概要
ファイアーエムブレムシリーズの内、アカネイア大陸を舞台とする作品に登場する人物。歴史上の人物であり、本人は作中に一切登場しない。
初出は「暗黒竜と光の剣」の20章「ブラックナイト・カミユ」で、王城制圧時に「アルテミスのさだめ」としてその名が登場する。
「紋章の謎」では上記のリメイクマップである第1部16章「ブラックナイツ・カミユ」で同じ会話が登場する他、第2部11章「アンリの道」でアンリサーガの登場人物としてその名が語られ、14章「明かされた謎」では「アルテミスのさだめ」の詳細が語られる。
人物
作中よりも100年余前、「第一次ドルーア戦争」の時代、地竜王メディウス率いるドルーア帝国の軍によって滅ぼされた「アカネイア聖王国」の王女。王家唯一の生き残りであったアルテミスは密かに開拓都市アリティアに落ち延び、人々に匿われて生き長らえていた。しかしいつしかその情報が外に漏れ伝わってしまう。

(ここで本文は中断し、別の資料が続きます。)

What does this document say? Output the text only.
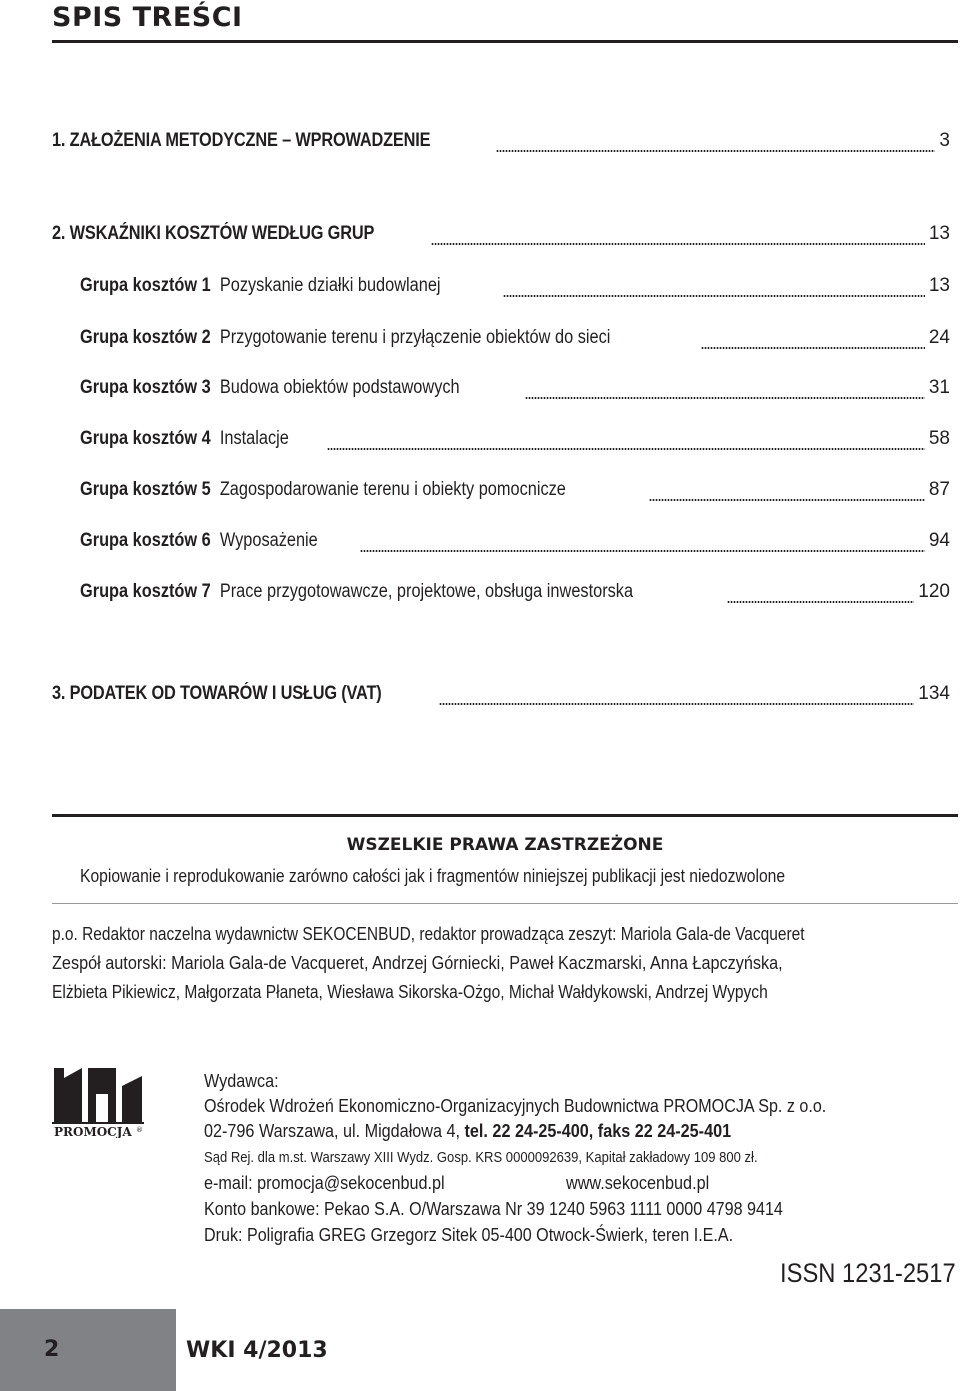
SPIS TREŚCI
1. ZAŁOŻENIA METODYCZNE – WPROWADZENIE	3
2. WSKAŹNIKI KOSZTÓW WEDŁUG GRUP	13
Grupa kosztów 1 Pozyskanie działki budowlanej	13
Grupa kosztów 2 Przygotowanie terenu i przyłączenie obiektów do sieci	24
Grupa kosztów 3 Budowa obiektów podstawowych	31
Grupa kosztów 4 Instalacje	58
Grupa kosztów 5 Zagospodarowanie terenu i obiekty pomocnicze	87
Grupa kosztów 6 Wyposażenie	94
Grupa kosztów 7 Prace przygotowawcze, projektowe, obsługa inwestorska	120
3. PODATEK OD TOWARÓW I USŁUG (VAT)	134
WSZELKIE PRAWA ZASTRZEŻONE
Kopiowanie i reprodukowanie zarówno całości jak i fragmentów niniejszej publikacji jest niedozwolone
p.o. Redaktor naczelna wydawnictw SEKOCENBUD, redaktor prowadząca zeszyt: Mariola Gala-de Vacqueret
Zespół autorski: Mariola Gala-de Vacqueret, Andrzej Górniecki, Paweł Kaczmarski, Anna Łapczyńska,
Elżbieta Pikiewicz, Małgorzata Płaneta, Wiesława Sikorska-Ożgo, Michał Wałdykowski, Andrzej Wypych
PROMOCJA ®
Wydawca:
Ośrodek Wdrożeń Ekonomiczno-Organizacyjnych Budownictwa PROMOCJA Sp. z o.o.
02-796 Warszawa, ul. Migdałowa 4, tel. 22 24-25-400, faks 22 24-25-401
Sąd Rej. dla m.st. Warszawy XIII Wydz. Gosp. KRS 0000092639, Kapitał zakładowy 109 800 zł.
e-mail: promocja@sekocenbud.pl	www.sekocenbud.pl
Konto bankowe: Pekao S.A. O/Warszawa Nr 39 1240 5963 1111 0000 4798 9414
Druk: Poligrafia GREG Grzegorz Sitek 05-400 Otwock-Świerk, teren I.E.A.
ISSN 1231-2517
2	WKI 4/2013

アカネイア王家を根絶やしにせんと憤るドルーアはアリティアに一軍を差し向けると、王女を差し出すよう脅しつけた。アルテミスは自分を匿ってくれた皆を救うべく、己が命を差し出すことを決意。しかし、それを知ったアリティアの人々は奮起し、全滅覚悟の徹底抗戦を誓う。同時期、アルテミスの生存を知った旧首都パレスの人々は歓喜。アルテミスから「炎の紋章の盾」を託されていたカルタス伯爵をリーダーとする解放軍が組織され、ドルーアへの反攻が始まった。
アルテミスを希望の拠り所として立ち上がった人達はドルーア軍相手に善戦、一時は優位に立つが、メディウス直々の出陣によってまたも窮地に陥る。そんな時、アリティアの若者の1人が「白き賢者」の試練に挑み、数々の苦難を乗り越えて一振りの「光の剣」を持ち帰ると、その剣をもって見事に暗黒地竜メディウスを討ち果たしてみせた。時に、アカネイア歴498年の出来事である。

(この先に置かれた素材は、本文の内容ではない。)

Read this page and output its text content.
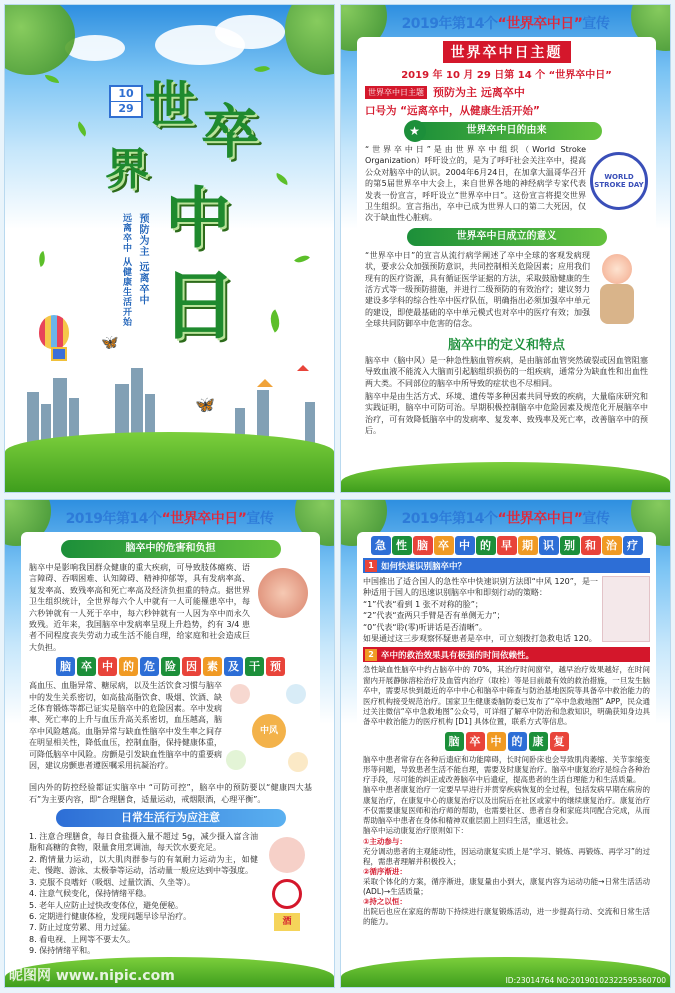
10
29 世
界
卒
中
日
预防为主 远离卒中
远离卒中 从健康生活开始
🦋
🦋
2019年第14个“世界卒中日”宣传
世界卒中日主题
2019 年 10 月 29 日第 14 个 “世界卒中日”
世界卒中日主题 预防为主 远离卒中
口号为 “远离卒中，从健康生活开始”
★	世界卒中日的由来
“世界卒中日”是由世界卒中组织（World Stroke Organization）呼吁设立的，是为了呼吁社会关注卒中，提高公众对脑卒中的认识。2004年6月24日，在加拿大温哥华召开的第5届世界卒中大会上，来自世界各地的神经病学专家代表发表一份宣言，呼吁设立“世界卒中日”。这份宣言将提交世界卫生组织。宣言指出，卒中已成为世界人口的第二大死因，仅次于缺血性心脏病。
WORLD STROKE DAY
世界卒中日成立的意义
“世界卒中日”的宣言从流行病学阐述了卒中全球的客观发病现状，要求公众加强预防意识，共同控制相关危险因素；应用我们现有的医疗资源，具有循证医学证据的方法，采取鼓励健康的生活方式等一级预防措施，并进行二级预防的有效治疗；建议努力建设多学科的综合性卒中医疗队伍，明确指出必须加强卒中单元的建设，即使最基础的卒中单元模式也对卒中的医疗有效；加强全球共同防御卒中危害的信念。
脑卒中的定义和特点
脑卒中（脑中风）是一种急性脑血管疾病，是由脑部血管突然破裂或因血管阻塞导致血液不能流入大脑而引起脑组织损伤的一组疾病，通常分为缺血性和出血性两大类。不同部位的脑卒中所导致的症状也不尽相同。
脑卒中是由生活方式、环境、遗传等多种因素共同导致的疾病，大量临床研究和实践证明，脑卒中可防可治。早期积极控制脑卒中危险因素及规范化开展脑卒中治疗，可有效降低脑卒中的发病率、复发率、致残率及死亡率，改善脑卒中的预后。
2019年第14个“世界卒中日”宣传
脑卒中的危害和负担
脑卒中是影响我国群众健康的重大疾病，可导致肢体瘫痪、语言障碍、吞咽困难、认知障碍、精神抑郁等，具有发病率高、复发率高、致残率高和死亡率高及经济负担重的特点。据世界卫生组织统计，全世界每六个人中就有一人可能罹患卒中，每六秒钟就有一人死于卒中，每六秒钟就有一人因为卒中而永久致残。近年来，我国脑卒中发病率呈现上升趋势，约有 3/4 患者不同程度丧失劳动力或生活不能自理，给家庭和社会造成巨大负担。
脑 卒 中 的 危 险 因 素 及 干 预
高血压、血脂异常、糖尿病，以及生活饮食习惯与脑卒中的发生关系密切，如高盐高脂饮食、吸烟、饮酒、缺乏体育锻炼等都已证实是脑卒中的危险因素。卒中发病率、死亡率的上升与血压升高关系密切，血压越高，脑卒中风险越高。血脂异常与缺血性脑卒中发生率之间存在明显相关性，降低血压，控制血脂，保持健康体重，可降低脑卒中风险。房颤是引发缺血性脑卒中的重要病因，建议房颤患者遵医嘱采用抗凝治疗。
中风
国内外的防控经验都证实脑卒中 “可防可控”，脑卒中的预防要以“健康四大基石”为主要内容，即“合理膳食，适量运动，戒烟限酒，心理平衡”。
日常生活行为应注意
1. 注意合理膳食，每日食盐摄入量不超过 5g，减少摄入富含油脂和高糖的食物，限量食用烹调油，每天饮水要充足。
2. 酌情量力运动，以大肌肉群参与的有氧耐力运动为主，如健走、慢跑、游泳、太极拳等运动，活动量一般应达到中等强度。
3. 克服不良嗜好（吸烟、过量饮酒、久坐等）。
4. 注意气候变化，保持情绪平稳。
5. 老年人应防止过快改变体位，避免便秘。
6. 定期进行健康体检，发现问题早诊早治疗。
7. 防止过度劳累、用力过猛。
8. 看电视、上网等不要太久。
9. 保持情绪平和。
酒
昵图网 www.nipic.com
2019年第14个“世界卒中日”宣传
急 性 脑 卒 中 的 早 期 识 别 和 治 疗
1 如何快速识别脑卒中？
中国推出了适合国人的急性卒中快速识别方法即“中风 120”，是一种适用于国人的迅速识别脑卒中和即刻行动的策略：
“1”代表“看到 1 张不对称的脸”；
“2”代表“查两只手臂是否有单侧无力”；
“0”代表“聆(零)听讲话是否清晰”。
如果通过这三步观察怀疑患者是卒中，可立刻拨打急救电话 120。
2 卒中的救治效果具有极强的时间依赖性。
急性缺血性脑卒中约占脑卒中的 70%，其治疗时间窗窄，越早治疗效果越好，在时间窗内开展静脉溶栓治疗及血管内治疗（取栓）等是目前最有效的救治措施，一旦发生脑卒中，需要尽快到最近的卒中中心和脑卒中筛查与防治基地医院等具备卒中救治能力的医疗机构接受规范治疗。国家卫生健康委脑防委已发布了“卒中急救地图” APP，民众通过关注微信“卒中急救地图”公众号，可详细了解卒中防治和急救知识，明确获知身边具备卒中救治能力的医疗机构 [D1] 具体位置，联系方式等信息。
脑 卒 中 的 康 复
脑卒中患者常存在各种后遗症和功能障碍，长时间卧床也会导致肌肉萎缩、关节挛缩变形等问题，导致患者生活不能自理，需要及时康复治疗。脑卒中康复治疗是综合各种治疗手段，尽可能的纠正或改善脑卒中后遗症，提高患者的生活自理能力和生活质量。
脑卒中患者康复治疗一定要早早进行并贯穿疾病恢复的全过程，包括发病早期在病房的康复治疗，在康复中心的康复治疗以及出院后在社区或家中的继续康复治疗。康复治疗不仅需要康复医师和治疗师的帮助，也需要社区、患者自身和家庭共同配合完成，从而帮助脑卒中患者在身体和精神双重层面上回归生活，重返社会。
脑卒中运动康复治疗原则如下：
①主动参与：
充分调动患者的主观能动性，因运动康复实质上是“学习、锻炼、再锻炼、再学习”的过程，需患者理解并积极投入；
②循序渐进：
采取个体化的方案，循序渐进，康复量由小到大，康复内容为运动功能→日常生活活动(ADL)→生活质量；
③持之以恒：
出院后也应在家庭的帮助下持续进行康复锻炼活动，进一步提高行动、交流和日常生活的能力。
ID:23014764 NO:20190102322595360700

アルテミスはパレスに戻り、解放軍を率いた英雄カルタスを婿に迎えて「アカネイア聖王国」を再建。聖王国は大いに栄えたが、アルテミス自身はカルタスとの間に世継ぎをもうけると、後程なくして没している。
アルテミスのさだめ
聖王国には一つの掟がある。曰く
「炎の紋章を行使する者 その全てを 王家に ささげるべし」
メディウスを討ち果たしたアリティアの若者とアルテミスは相思相愛の間柄であり、光の剣の試練に挑んだのもアルテミスの愛ゆえであった。
戦後、アルテミスは若者と結ばれることを願ったが、聖王国の貴族達は卑しい出次の若者が王となることを快く思わず、カルタスとの婚礼を強引に勧めた。カルタスはアルテミス自らが炎の紋章を託した人物であり、解放軍を率いて聖王国奪還を成し遂げた英雄。アルテミスは王家に伝わる掟ゆえに、拒む事は許されない。結局、若者には何も告げずに婚礼を受け入れた。

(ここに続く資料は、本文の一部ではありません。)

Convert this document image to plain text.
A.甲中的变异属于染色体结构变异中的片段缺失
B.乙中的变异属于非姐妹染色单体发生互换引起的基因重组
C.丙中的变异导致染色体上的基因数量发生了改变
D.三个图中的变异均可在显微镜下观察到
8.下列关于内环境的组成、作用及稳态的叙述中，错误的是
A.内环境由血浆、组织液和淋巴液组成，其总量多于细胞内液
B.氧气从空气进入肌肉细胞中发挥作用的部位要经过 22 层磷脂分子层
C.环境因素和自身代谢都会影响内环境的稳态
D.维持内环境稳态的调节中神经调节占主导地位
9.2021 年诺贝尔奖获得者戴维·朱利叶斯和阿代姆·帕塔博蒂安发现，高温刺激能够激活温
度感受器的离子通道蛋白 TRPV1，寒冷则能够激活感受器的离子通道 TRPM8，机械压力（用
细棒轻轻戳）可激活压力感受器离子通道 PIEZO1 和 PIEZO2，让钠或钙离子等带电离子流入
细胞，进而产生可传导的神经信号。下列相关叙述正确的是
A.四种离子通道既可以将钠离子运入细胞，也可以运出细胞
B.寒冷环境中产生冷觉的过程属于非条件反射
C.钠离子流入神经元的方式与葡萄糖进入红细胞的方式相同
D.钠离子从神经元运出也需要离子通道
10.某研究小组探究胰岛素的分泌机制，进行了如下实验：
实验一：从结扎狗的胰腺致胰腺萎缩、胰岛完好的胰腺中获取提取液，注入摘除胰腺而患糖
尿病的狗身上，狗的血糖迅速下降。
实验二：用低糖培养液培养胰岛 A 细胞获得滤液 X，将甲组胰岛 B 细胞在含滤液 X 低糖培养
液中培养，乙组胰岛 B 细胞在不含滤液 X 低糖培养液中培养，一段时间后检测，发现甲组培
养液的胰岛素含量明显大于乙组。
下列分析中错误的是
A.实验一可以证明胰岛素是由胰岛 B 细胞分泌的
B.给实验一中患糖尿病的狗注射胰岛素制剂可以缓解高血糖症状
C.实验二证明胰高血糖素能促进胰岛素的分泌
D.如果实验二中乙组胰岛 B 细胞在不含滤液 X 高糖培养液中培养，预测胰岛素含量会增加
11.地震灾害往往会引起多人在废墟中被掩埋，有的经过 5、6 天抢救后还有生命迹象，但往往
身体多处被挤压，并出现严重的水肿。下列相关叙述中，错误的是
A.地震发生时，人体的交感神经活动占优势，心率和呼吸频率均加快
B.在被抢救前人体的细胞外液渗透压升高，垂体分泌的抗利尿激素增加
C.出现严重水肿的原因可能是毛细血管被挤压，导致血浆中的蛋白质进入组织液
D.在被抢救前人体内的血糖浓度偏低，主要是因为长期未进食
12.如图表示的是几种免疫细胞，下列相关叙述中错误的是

若者は故郷に戻り、アリティア王国を建国して初代国王アンリ一世となる。しかしアンリはアルテミスへの愛を貫いて生涯妻を娶ることはなく、弟マルセレスに「アリティアは聖王国の盾となれ」との遺訓を残し、この世を去った。
「ファイアーエムブレムによって王家が回復できた時、その代償として最も愛する者を失う」
これが後世に「アルテミスのさだめ」として伝わる哀しい伝説である。
備考
名前の由来はギリシャ神話に登場する月の女神「アルテミス」。